Si vous persistez à poursuivre des initiatives inutiles et dangereuses comme cette révision constitutionnelle, vous enflammerez davantage la situation déjà explosive. Écoutez la voix des Congolais, et concentrez-vous sur ce qui compte réellement.
Je ne saurais terminer cette adresse sans attirer votre attention sur la dérive dangereuse du régime que vous tentez d’imposer à la nation. Cette grave dérive est symbolisée par les actes quotidiens que pose votre parti, l’UDPS : la création des milices, le détournement des attributs de l’armée par les forces du progrès… Vous avez vécu en Europe et vous savez que, du point de vue républicain, ceci est trop grave.

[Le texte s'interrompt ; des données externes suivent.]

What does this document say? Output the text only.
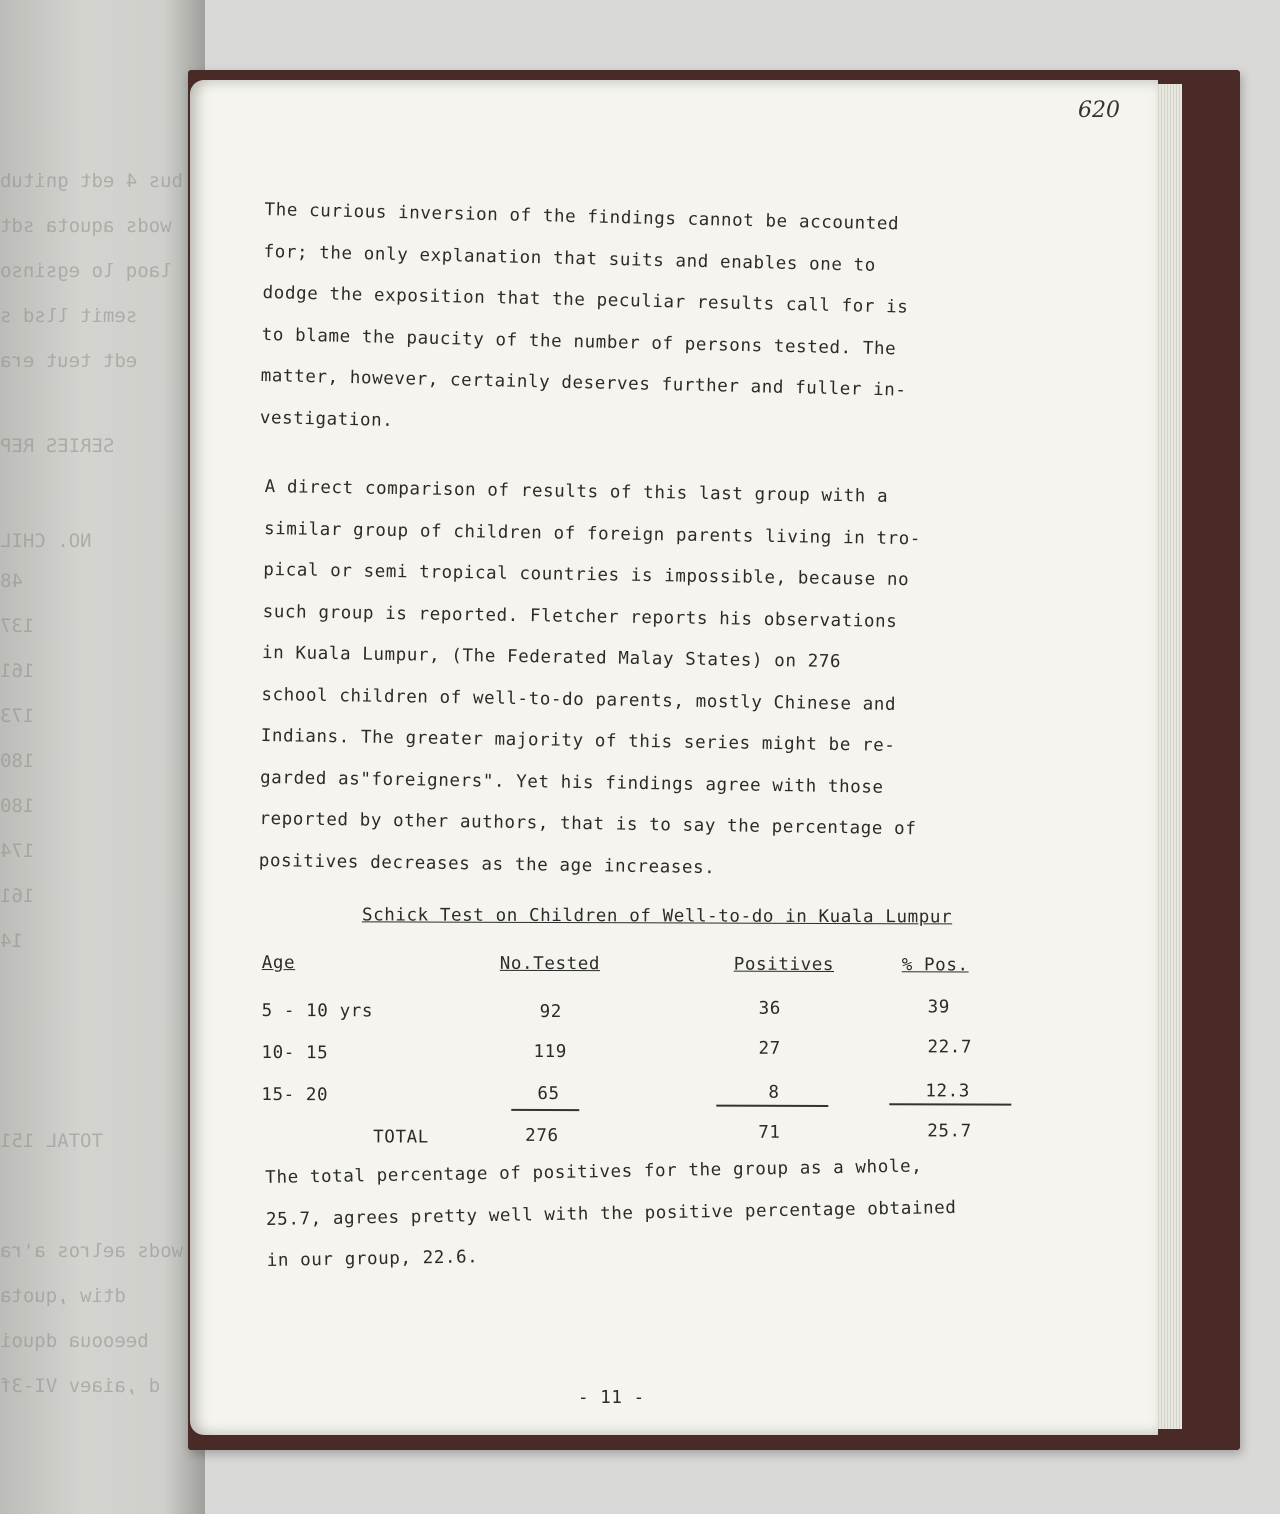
bus 4 edt gnitub
wods aquota sdt
laoq lo egsinso
semit llsd s
edt teut era
SERIES REP
NO. CHIL
48
137
161
173
180
180
174
161
14
TOTAL 151
wods aelros a'ra
dtiw ,quota
beeooua dquoi
d ,aiaev VI-3f
620
The curious inversion of the findings cannot be accounted
for; the only explanation that suits and enables one to
dodge the exposition that the peculiar results call for is
to blame the paucity of the number of persons tested. The
matter, however, certainly deserves further and fuller in-
vestigation.
A direct comparison of results of this last group with a
similar group of children of foreign parents living in tro-
pical or semi tropical countries is impossible, because no
such group is reported. Fletcher reports his observations
in Kuala Lumpur, (The Federated Malay States) on 276
school children of well-to-do parents, mostly Chinese and
Indians. The greater majority of this series might be re-
garded as"foreigners". Yet his findings agree with those
reported by other authors, that is to say the percentage of
positives decreases as the age increases.
Schick Test on Children of Well-to-do in Kuala Lumpur
Age	No.Tested	Positives	% Pos.
5 - 10 yrs	92	36	39
10- 15	119	27	22.7
15- 20	65	8	12.3
TOTAL	276	71	25.7
The total percentage of positives for the group as a whole,
25.7, agrees pretty well with the positive percentage obtained
in our group, 22.6.
- 11 -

Nous avions tous accompagné le combat du leader maximo Étienne Tshisekedi wa Mulumba, d’illustre mémoire. Ce combat qui vous a aidé à franchir les portes du pouvoir. Mais, je ne pense pas que nous avions fait tout cela pour subir la scène immonde à laquelle nous avons assisté hier devant les corps constitués, au sein de l’Assemblée Nationale, le cœur des institutions, et le jour du Congrès : ce chant, certes patriotique de l’UDPS, chanté en lieu et place de l’hymne national.
Je n’aurais jamais cru que vous laisseriez faire ça.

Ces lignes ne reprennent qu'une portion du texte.